Vice Minister of Justice of the People's Republic of China
- In office April 1982 – July 1983

Personal details
- Born: September 1924 Taixian, Jiangsu, China
- Died: 11 September 2016 (aged 91–92) Beijing, China
- Party: Chinese Communist Party

= Zhu Jianming =

Chinese politician

Zhu Jianming (朱剑明; September 1924 – 11 September 2016), was a Chinese politician who served as vice minister of justice and deputy party secretary of the Ministry of Justice. He joined the Chinese Communist Party in February 1940 and was active in public security, procuratorial, and legal affairs over several decades. Zhu died in Beijing in September 2016 at the age of 92.

== Biography ==
Zhu Jianming was born in Taixian, Jiangsu Province, in September 1924. He began participating in revolutionary activities and joined the Chinese Communist Party in February 1940. In the early years of his career, from January 1941 to February 1950, he held several local public security positions, serving as director of the public security bureau of the Taizhou Special District and as deputy head of the social affairs department of the district party committee.

From February 1950 to January 1955, Zhu served as deputy director of the Public Security Bureau of the Subei Administrative Office and later held posts as division director and office director within the East China Public Security Department. Between 1955 and 1968, he worked at the Supreme People's Procuratorate, where he served as director of the Second Division and head of the research office. From May 1977 to April 1981, Zhu was a member of the party leadership group and director of the General Office of the Chinese Academy of Sciences. In April 1981, he joined the Legislative Affairs Committee of the Standing Committee of the National People's Congress as a member of its party leadership group and as a committee member.

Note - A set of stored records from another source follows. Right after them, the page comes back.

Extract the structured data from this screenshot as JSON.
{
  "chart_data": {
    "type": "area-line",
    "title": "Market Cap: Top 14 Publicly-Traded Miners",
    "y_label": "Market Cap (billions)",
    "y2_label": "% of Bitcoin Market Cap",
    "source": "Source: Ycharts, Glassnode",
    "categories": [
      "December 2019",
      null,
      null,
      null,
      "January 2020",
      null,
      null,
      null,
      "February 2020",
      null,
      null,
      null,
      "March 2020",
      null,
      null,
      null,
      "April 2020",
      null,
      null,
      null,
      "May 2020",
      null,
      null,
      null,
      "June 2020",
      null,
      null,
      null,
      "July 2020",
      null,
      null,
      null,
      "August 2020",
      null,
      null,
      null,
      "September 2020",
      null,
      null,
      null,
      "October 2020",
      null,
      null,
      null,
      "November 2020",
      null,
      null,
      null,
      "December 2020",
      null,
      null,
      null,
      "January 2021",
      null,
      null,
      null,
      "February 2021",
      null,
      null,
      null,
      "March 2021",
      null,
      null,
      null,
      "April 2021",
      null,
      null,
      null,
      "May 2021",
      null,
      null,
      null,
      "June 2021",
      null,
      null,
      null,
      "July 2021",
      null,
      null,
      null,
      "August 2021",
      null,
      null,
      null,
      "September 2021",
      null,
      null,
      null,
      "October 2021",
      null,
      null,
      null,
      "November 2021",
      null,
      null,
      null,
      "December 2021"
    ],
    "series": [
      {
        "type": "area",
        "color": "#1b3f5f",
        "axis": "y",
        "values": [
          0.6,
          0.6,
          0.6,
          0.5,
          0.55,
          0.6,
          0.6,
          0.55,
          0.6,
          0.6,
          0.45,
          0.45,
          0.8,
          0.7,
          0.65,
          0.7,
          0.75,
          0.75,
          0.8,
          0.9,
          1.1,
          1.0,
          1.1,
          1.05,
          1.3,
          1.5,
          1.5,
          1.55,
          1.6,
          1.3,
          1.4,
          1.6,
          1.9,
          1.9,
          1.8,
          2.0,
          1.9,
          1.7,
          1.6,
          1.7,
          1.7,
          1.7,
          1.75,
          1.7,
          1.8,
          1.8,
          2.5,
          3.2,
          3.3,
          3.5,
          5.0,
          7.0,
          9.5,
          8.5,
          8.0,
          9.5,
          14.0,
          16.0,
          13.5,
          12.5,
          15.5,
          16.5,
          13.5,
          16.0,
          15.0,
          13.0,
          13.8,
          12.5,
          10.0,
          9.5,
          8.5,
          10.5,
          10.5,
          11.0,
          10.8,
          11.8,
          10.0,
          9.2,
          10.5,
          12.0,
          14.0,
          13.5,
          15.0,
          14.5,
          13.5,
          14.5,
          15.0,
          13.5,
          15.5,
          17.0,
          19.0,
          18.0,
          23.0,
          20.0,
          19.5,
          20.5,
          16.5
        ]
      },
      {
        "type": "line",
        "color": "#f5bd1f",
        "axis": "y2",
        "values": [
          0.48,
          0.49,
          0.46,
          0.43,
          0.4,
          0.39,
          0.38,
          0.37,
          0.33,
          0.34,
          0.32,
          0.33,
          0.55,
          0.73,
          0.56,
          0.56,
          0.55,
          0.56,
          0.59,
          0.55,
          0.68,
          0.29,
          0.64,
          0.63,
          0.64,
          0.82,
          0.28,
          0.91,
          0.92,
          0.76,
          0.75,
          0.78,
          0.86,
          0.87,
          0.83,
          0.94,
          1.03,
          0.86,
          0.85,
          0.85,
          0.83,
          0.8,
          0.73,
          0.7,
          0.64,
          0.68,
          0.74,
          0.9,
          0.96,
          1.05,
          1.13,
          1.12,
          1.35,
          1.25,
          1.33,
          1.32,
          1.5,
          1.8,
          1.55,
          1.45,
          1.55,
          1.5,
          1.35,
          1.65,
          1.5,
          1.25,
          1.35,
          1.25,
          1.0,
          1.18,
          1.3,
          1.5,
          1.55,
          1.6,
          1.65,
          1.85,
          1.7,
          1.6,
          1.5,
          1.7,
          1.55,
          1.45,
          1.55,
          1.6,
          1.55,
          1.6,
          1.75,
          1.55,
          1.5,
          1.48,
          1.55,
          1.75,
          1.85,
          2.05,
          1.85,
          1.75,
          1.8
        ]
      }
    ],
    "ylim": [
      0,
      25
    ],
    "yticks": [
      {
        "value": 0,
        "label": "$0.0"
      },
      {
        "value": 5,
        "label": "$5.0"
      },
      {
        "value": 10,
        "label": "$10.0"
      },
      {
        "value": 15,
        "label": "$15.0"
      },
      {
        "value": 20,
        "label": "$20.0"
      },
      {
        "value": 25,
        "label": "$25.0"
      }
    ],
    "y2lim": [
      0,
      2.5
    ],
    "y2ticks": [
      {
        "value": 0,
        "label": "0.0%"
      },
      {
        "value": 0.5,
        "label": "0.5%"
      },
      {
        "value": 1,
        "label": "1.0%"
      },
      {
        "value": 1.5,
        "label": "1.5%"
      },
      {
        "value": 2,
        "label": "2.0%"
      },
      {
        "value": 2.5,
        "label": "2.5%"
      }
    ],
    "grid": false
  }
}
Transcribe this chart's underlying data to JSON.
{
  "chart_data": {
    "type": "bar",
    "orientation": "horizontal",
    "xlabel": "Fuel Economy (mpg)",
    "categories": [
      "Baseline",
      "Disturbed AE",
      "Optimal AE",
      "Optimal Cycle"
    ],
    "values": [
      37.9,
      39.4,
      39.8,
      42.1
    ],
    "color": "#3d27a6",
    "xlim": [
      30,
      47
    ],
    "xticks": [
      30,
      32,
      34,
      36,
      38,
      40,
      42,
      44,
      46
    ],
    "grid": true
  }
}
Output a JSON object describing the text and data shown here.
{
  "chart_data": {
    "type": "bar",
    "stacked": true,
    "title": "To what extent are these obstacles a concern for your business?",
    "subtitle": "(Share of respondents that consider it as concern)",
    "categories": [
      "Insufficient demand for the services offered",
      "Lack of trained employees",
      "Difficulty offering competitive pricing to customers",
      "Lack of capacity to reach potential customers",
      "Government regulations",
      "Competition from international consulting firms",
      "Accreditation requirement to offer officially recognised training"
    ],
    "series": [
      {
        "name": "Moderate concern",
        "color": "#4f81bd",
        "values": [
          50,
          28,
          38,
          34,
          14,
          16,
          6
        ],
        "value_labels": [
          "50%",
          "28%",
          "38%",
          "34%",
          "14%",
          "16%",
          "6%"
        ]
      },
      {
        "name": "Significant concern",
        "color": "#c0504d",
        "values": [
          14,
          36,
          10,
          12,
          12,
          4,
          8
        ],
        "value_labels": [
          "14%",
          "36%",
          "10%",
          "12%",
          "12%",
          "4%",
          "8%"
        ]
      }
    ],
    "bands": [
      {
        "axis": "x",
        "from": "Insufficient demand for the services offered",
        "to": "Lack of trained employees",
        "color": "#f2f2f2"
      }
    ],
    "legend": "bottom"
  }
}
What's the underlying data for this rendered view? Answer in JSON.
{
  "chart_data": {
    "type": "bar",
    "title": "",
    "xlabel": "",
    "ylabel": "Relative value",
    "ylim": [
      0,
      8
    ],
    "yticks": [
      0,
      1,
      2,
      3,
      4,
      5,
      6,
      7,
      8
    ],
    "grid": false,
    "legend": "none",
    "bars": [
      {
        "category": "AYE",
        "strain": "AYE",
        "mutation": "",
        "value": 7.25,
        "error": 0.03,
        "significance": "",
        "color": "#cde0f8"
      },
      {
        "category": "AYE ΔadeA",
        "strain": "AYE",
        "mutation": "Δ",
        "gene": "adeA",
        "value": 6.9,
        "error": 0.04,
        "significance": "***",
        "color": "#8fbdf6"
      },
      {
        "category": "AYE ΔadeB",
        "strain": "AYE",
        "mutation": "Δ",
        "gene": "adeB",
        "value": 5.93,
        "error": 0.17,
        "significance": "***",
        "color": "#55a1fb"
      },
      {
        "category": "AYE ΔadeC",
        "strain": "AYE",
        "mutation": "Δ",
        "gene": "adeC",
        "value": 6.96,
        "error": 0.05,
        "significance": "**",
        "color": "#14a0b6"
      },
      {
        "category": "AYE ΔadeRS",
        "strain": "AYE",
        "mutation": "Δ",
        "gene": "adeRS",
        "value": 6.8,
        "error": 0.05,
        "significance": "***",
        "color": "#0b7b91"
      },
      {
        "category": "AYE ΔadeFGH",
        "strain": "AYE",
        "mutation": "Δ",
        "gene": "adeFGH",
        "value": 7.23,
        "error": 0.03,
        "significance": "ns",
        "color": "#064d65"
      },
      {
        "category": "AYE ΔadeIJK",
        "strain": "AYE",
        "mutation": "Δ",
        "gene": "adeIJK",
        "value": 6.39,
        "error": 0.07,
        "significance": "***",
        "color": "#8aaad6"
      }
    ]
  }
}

In April 1982, Zhu was appointed vice minister of justice and a member of the ministry's party leadership group. He became deputy party secretary of the Ministry of Justice in July 1983. Beginning in May 1986, he served as executive vice president and party secretary of the China Law Society, contributing to the development of legal scholarship and the institutional strengthening of China's legal system. He retired from active duty in November 1995. Zhu Jianming died in Beijing on September 11, 2016.